I'm sort of new at this, but aren't there smarthome sensors, like for a light, that could instead trigger a bell that you can label and distribute around the house that would respond to Alexa commands?

Re: For Disabled/Elderly
« Reply #35 on: January 15, 2017, 10:25:51 pm »
I have an elderly friend in a nursing home who is very isolated; no immediate family and the home is pretty far from people who might otherwise visit.  She cannot use her arms enough to pick up the phone (though she can manage the TV remote).

I am wondering if an Echo might help her interact with the world a bit and make life more interesting (she is really bored among other things).  Having never used one I wonder about a couple potential problems: (a) she speaks very softly and her head usually hangs down, and (b) her roommate's TV is often very loud.  Can anyone tell me how well the Echo might work in such a situation?  I'm picturing it sitting on the little rolling table a few feet from her head.

Ideally I should borrow one and give it a try, but I don't offhand know anyone I can borrow from.

Thanks.
Amazon boasts of the Echo's ability to filter out even its own blasting music to hear commands. There's also a remote you can buy that should help alot.

Re: For Disabled/Elderly
« Reply #36 on: January 15, 2017, 11:01:37 pm »
Just getting used to posting. Hope this "sticks" to the right post. In response to the need of someone with Cerebral Palsy, an Echo Remote might help with audibility, and it eliminates the need for a wake word.

Re: For Disabled/Elderly
« Reply #37 on: January 16, 2017, 05:08:35 am »

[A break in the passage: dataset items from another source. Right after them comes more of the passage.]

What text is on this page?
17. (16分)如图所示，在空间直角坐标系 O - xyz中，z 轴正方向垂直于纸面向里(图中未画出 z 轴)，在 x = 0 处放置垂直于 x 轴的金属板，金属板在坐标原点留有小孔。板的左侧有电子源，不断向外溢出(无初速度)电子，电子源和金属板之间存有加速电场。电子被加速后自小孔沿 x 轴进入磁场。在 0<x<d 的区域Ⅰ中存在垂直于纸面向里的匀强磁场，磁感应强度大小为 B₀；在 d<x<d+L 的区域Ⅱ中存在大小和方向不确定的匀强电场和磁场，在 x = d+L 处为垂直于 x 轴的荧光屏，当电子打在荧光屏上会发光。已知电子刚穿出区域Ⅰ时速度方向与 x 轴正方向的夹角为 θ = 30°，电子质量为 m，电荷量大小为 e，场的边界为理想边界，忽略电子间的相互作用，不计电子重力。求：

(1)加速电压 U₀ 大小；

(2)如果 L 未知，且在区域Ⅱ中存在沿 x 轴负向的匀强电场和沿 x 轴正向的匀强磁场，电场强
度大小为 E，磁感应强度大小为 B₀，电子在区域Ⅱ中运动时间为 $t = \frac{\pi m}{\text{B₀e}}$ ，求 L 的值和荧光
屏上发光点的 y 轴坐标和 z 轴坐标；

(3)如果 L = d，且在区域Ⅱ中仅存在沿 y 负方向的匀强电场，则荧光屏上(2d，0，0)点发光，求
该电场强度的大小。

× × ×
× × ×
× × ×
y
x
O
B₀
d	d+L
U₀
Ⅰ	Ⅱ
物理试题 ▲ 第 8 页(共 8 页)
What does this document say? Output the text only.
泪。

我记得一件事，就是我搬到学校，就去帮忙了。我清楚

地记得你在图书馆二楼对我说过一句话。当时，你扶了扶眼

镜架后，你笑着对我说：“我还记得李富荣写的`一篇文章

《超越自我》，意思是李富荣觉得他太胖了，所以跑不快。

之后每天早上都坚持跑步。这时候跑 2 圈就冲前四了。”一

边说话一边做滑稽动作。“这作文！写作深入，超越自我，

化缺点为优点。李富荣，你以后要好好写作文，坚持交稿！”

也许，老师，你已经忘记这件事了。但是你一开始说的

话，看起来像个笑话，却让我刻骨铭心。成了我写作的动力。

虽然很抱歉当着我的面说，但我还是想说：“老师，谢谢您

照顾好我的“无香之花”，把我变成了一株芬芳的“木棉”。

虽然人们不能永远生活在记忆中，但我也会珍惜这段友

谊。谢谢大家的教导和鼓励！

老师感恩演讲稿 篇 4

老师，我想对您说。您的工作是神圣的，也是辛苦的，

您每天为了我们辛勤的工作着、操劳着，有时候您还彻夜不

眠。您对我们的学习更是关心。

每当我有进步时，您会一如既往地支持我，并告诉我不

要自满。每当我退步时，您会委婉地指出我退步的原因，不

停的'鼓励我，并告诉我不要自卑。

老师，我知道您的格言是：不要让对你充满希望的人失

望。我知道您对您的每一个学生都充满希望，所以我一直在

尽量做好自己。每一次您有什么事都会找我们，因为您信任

Amazon boasts of the Echo's ability to filter out even its own blasting music to hear commands. There's also a remote you can buy that should help alot.

I'm not convinced about its ability to hear over its own output - it often doesn't hear me yelling at it from inches away while it's belting out music. A remote is a really handy mediator and I use that for when I have deliberately loud music going on several yards away and I need to pick up a phone call or something.